Good technique-getting your foot work down, learning how to place your body-is the part of indoor climbing that translates the best to outside, Erbesfield-Raboutou says. But don’t expect it all to translate.

“I’ve seen indoor climbers quit the sport after trying it outside,” says Mattie Sheafor, founder of the Women That Rock climbing clinic and a guide with Jackson Hole, Wyoming-based Exum Mountain Guides. “They’re used to climbing 5.10 or higher inside and expect to do the same outside but find they can’t right away. Initially, holds aren’t as obvious and might not be as optimally placed as in the gym. Just have some patience and be willing to adapt.”


As with many sports, technique doesn’t mean a thing if you don’t have the strength and endurance to back it up. And, as most of us don’t work our fingers and forearms on a regular basis, these muscles need the most work. Again, indoor climbing can help.
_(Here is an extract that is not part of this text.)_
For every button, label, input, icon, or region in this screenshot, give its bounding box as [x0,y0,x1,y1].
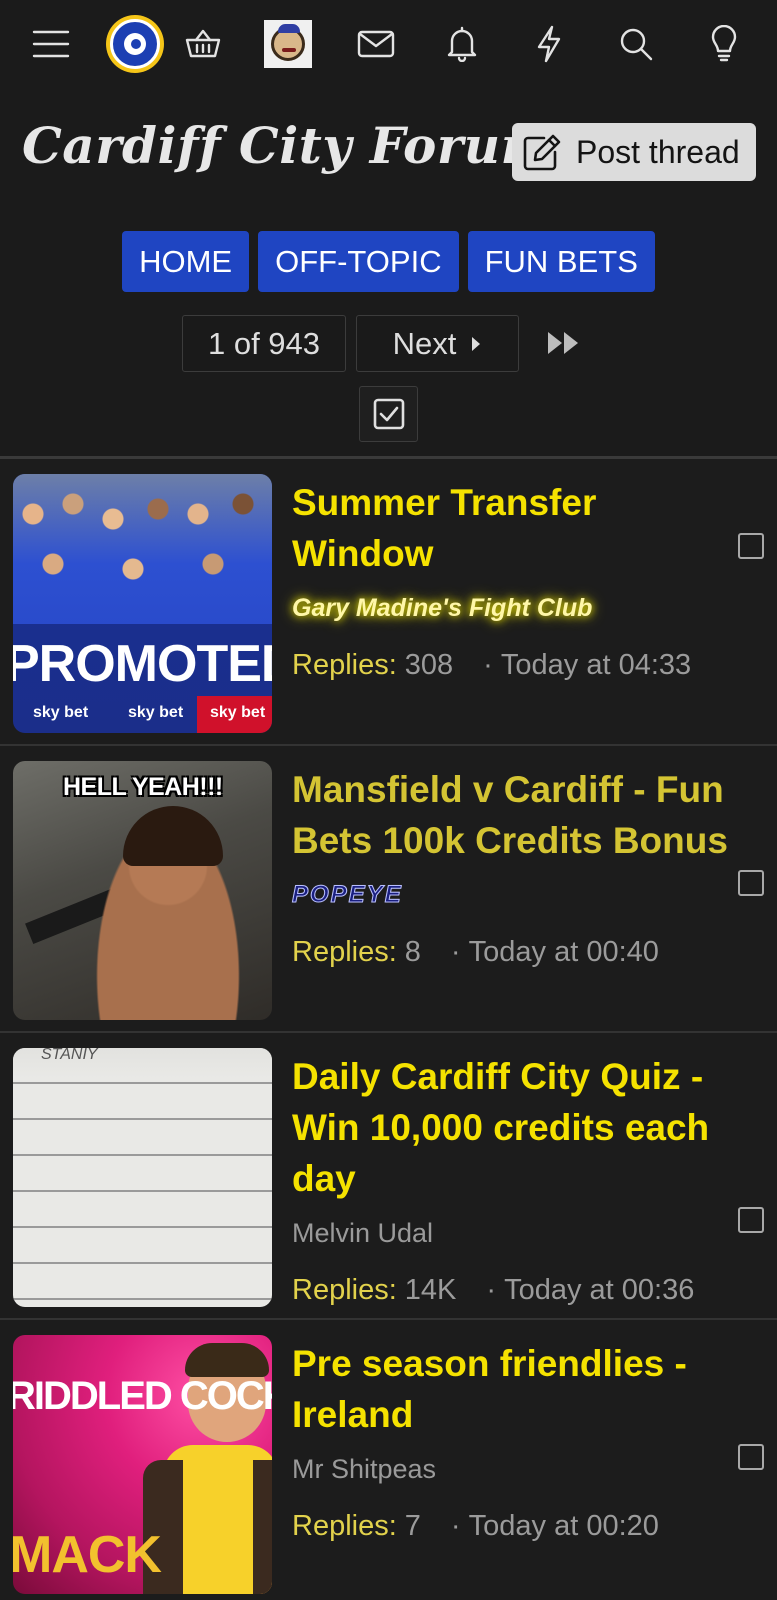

Abby Watkins, the co-founder of Women’s Mountain Adventures rock and ice climbing clinics, “boulders” to increase her strength and endurance. Instead of climbing up the wall, she goes in circles around it, staying close enough to the ground that if she slips off, she won’t hurt herself. If she hits a dead end, she goes back the way she came, seeing how long she can go without stepping off the wall. “It’s a killer,” she says. “After an hour, I just can’t hold on anymore.” And unlike vertical climbing, bouldering requires no partner.

Watkins hits the weights, too, to prevent injury and build strength. Pull-ups and chin-ups are staple exercises for any rock climber.

“Every climber can benefit from a strong chest and shoulders,” Watkins says. “Military presses, lat pulls and bench presses-they all make me stronger and help keep me injury-free.” While Watkins prefers to strengthen her fingers by climbing indoors and bouldering, occasionally she does weight training for her digits, too.

Her recommended exercise: Hold a weight bar in both hands, palms out and arms straight. Let the bar drop to the very tips of your fingers, and use your fingers to roll it back up.


Climbers who aren’t flexible quickly realize they’re missing something big. The more you can twist, turn and otherwise contort yourself-and be comfortable doing it-the better able you are to reach holds and the less prone you are to pulling muscles and tendons (the most common injuries in climbing). A yoga session or two a week is an easy way to increase flexibility, but if that’s not your style, try a five-minute cardio warm-up followed with a plain old head-to-toe stretch, focusing on fingers and forearms, shoulders, back, hips and groin.

Five years after my first climb, I’m still not nearly as flexible as I would like, but I’m much better off than I was. I know how to tie my knots backward and forward, in the dark and in the rain, and how to provide a safe belay for my partner. Every once in a while on a climb I miss that rush of disbelief that I could do this, but it’s been replaced with something infinitely better: self-confidence.